7.足首をつかむ
私は、霊は信じていません(いるのを認めると怖いから)。
でも、人からは霊感があるとよく言われます。
つい先日も怖い体験をしました。

仕事が終わり、主人を車で待っていたときにそれは起こりました。
本を読んでいると、急にひどい眠気が襲ってきたのです。
しばらく眠りにつき、ふと人の気配で目がさめました。
てっきり主人が帰ってきたと思い体を起こそうとしましたが、体が動きません。
「うわっ来た!」と思った瞬間、グググ…
体が締め付けられました。  そしておさまったのです。

「なんや〜」と思って安心したら、何人かの人達の話し声が聞こえてきました。
「やっ、モーちゃん、まだおる」誰だろうと外を見ると、誰もいません。
木が立っているのが4本見えるだけ。
ゾ〜っとした瞬間。
バリ!バリ!バリ!…
体を引き裂くような激痛と、体中の血管が切れてしまいそうな感覚が襲ってきました。
もちろん金縛り状態です。
何度か体験したことのある感覚でした。

「離れろ。離れろ。まだ死にたくない!連れて行くな!」
ずいぶん長い時間祈っていたような気がします。
やっと体が自由になりました。
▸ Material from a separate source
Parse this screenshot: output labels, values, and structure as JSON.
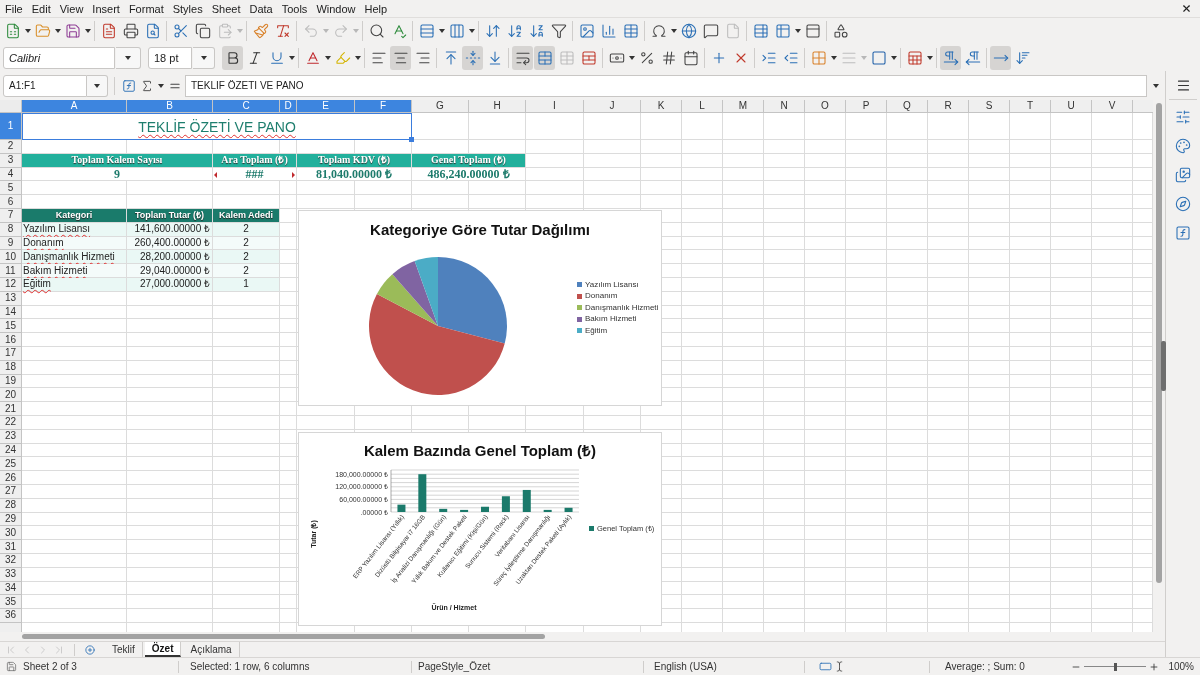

妙な脱力感と安堵感に包まれました。

また眠っていたのでしょうか、人の声で目が覚めました。
「モーちゃん、まだおるわ」「ほんまや」
夢うつつの私の耳にはっきり聞こえてきました。
そして金縛り。
「今日は何なん?」心の中で叫びました。


すると、誰かが私の足首をガシッと掴んだのです。
ヒャ!!ここは車の助手席やで〜!!


一瞬ひるんだのですが、「いいかげんにしろ!!」と思い、
金縛りの体を一生懸命起こしました。
バリ!バリ!バリ!…
またもやこの感覚!「負けへんで」
ようやく少しづつ体が動きました。

気力の勝負でした。
そして足元を見ると、そこは真っ暗2本の手だけが、暗闇からニュウッと出て私の足を掴んでいました。
「逃がすものか!」怖がりの私がなぜ、その行動に出たかわかりません。
私は、腕を掴んでいました。
ニュル、ズル…
掴んだときの感触はまるで、腐ったものをひっぱっているような…
そのあと、スーっと雰囲気が変わり、いつもの車の中でした。ただ、手の感覚は残ったまま。

しばらく震えがとまりませんでした。
周りを見回すと、木は3本しか立っていませんでした。私が見たのは4本だったような…。